Susan Hardwick, the executive vice president and chief financial officer of American Water, agrees. The American Water Works Association estimates that $1 trillion will be needed over the next 17 years to improve and safeguard water infrastructure.
“Now more than ever, public health, economic development, manufacturing, commerce, and much more are dependent on clean and reliable water,” Hardwick wrote in an email.

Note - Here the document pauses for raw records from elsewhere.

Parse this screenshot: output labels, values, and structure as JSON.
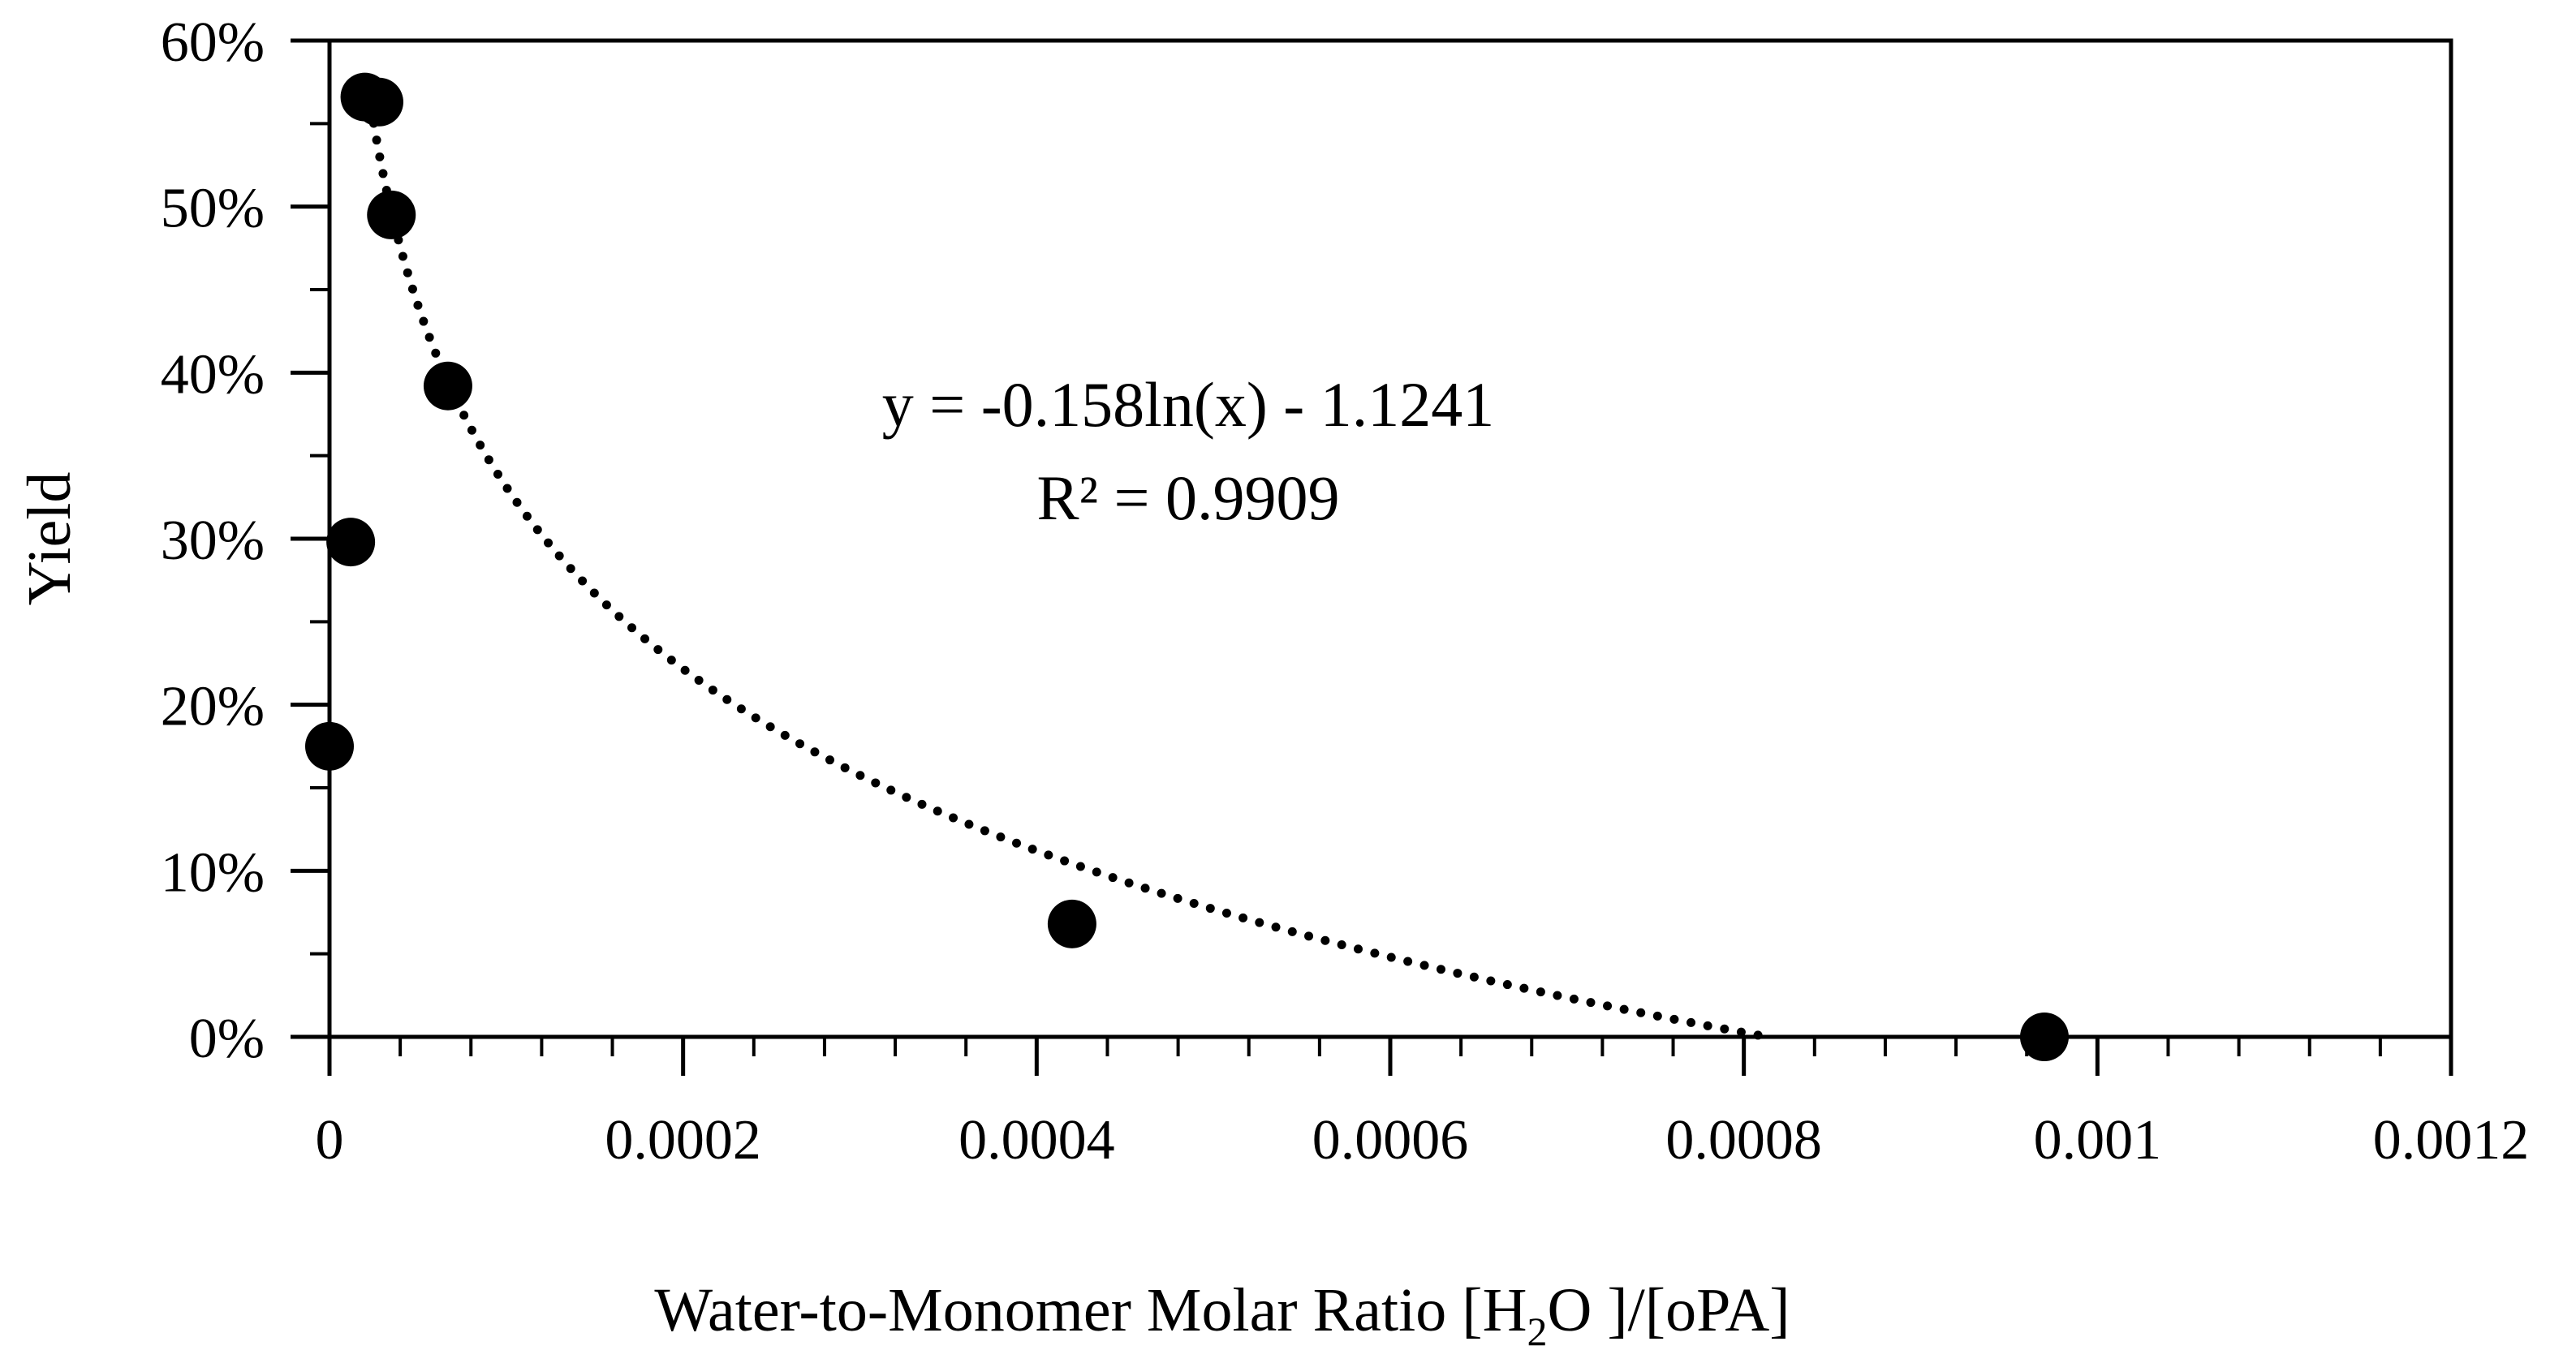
{
  "chart_data": {
    "type": "scatter",
    "title": "",
    "xlabel": "Water-to-Monomer Molar Ratio [H2O ]/[oPA]",
    "xlabel_parts": {
      "prefix": "Water-to-Monomer Molar Ratio [H",
      "subscript": "2",
      "suffix": "O ]/[oPA]"
    },
    "ylabel": "Yield",
    "xlim": [
      0,
      0.0012
    ],
    "ylim": [
      0,
      0.6
    ],
    "x_ticks": [
      0,
      0.0002,
      0.0004,
      0.0006,
      0.0008,
      0.001,
      0.0012
    ],
    "x_tick_labels": [
      "0",
      "0.0002",
      "0.0004",
      "0.0006",
      "0.0008",
      "0.001",
      "0.0012"
    ],
    "x_minor_step": 4e-05,
    "y_ticks": [
      0,
      0.1,
      0.2,
      0.3,
      0.4,
      0.5,
      0.6
    ],
    "y_tick_labels": [
      "0%",
      "10%",
      "20%",
      "30%",
      "40%",
      "50%",
      "60%"
    ],
    "y_minor_step": 0.05,
    "grid": false,
    "series": [
      {
        "name": "Yield",
        "marker": "circle",
        "color": "#000000",
        "x": [
          0.0,
          1.2e-05,
          2e-05,
          2.8e-05,
          3.5e-05,
          6.7e-05,
          0.00042,
          0.00097
        ],
        "y": [
          0.175,
          0.298,
          0.566,
          0.563,
          0.495,
          0.392,
          0.068,
          0.0
        ]
      }
    ],
    "trendline": {
      "type": "logarithmic",
      "style": "dotted",
      "color": "#000000",
      "a": -0.158,
      "b": -1.1241,
      "x_range": [
        2.5e-05,
        0.00081
      ],
      "equation": "y = -0.158ln(x) - 1.1241",
      "r_squared": "R² = 0.9909"
    }
  }
}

Hardwick, like Ciarrocchi, says investing in infrastructure can create jobs outside of the water industry. Referring to a 2017 report from the U.S. Water Alliance, she wrote that “for every $1 million invested in water infrastructure, it is estimated that upwards of 15 jobs are generated throughout the economy.” Some of those jobs are in the design and construction of water infrastructure, but Hardwick thinks that others will come indirectly from continued spending after initial investments.
This kind of job creation will be one of the big short-term benefits of the infrastructure plan, as Huntley states in his analysis. But the key to reaping all of those benefits, he argues, is timing. The longer the plan takes to start, the less useful it will be in creating jobs and increasing revenue.
News of Trump’s plan comes right as the Democratic-controlled House prepares its own $1.5 trillion infrastructure package. That package will provide aid for infrastructure involving roads, housing, water, education, and broadband with an emphasis on green policy. Speaker Nancy Pelosi has said she expects to pass the package in the House before July Fourth.
Speed is critical, Huntley said. “To the extent that the administration wants this plan to help people stay employed and stay in their homes and be able to continue to buy necessities, it’s important they move quickly.”
That means Huntley’s rosy estimations of a $720 billion GDP and a little more than a million new jobs start to fall as the economy returns to normal.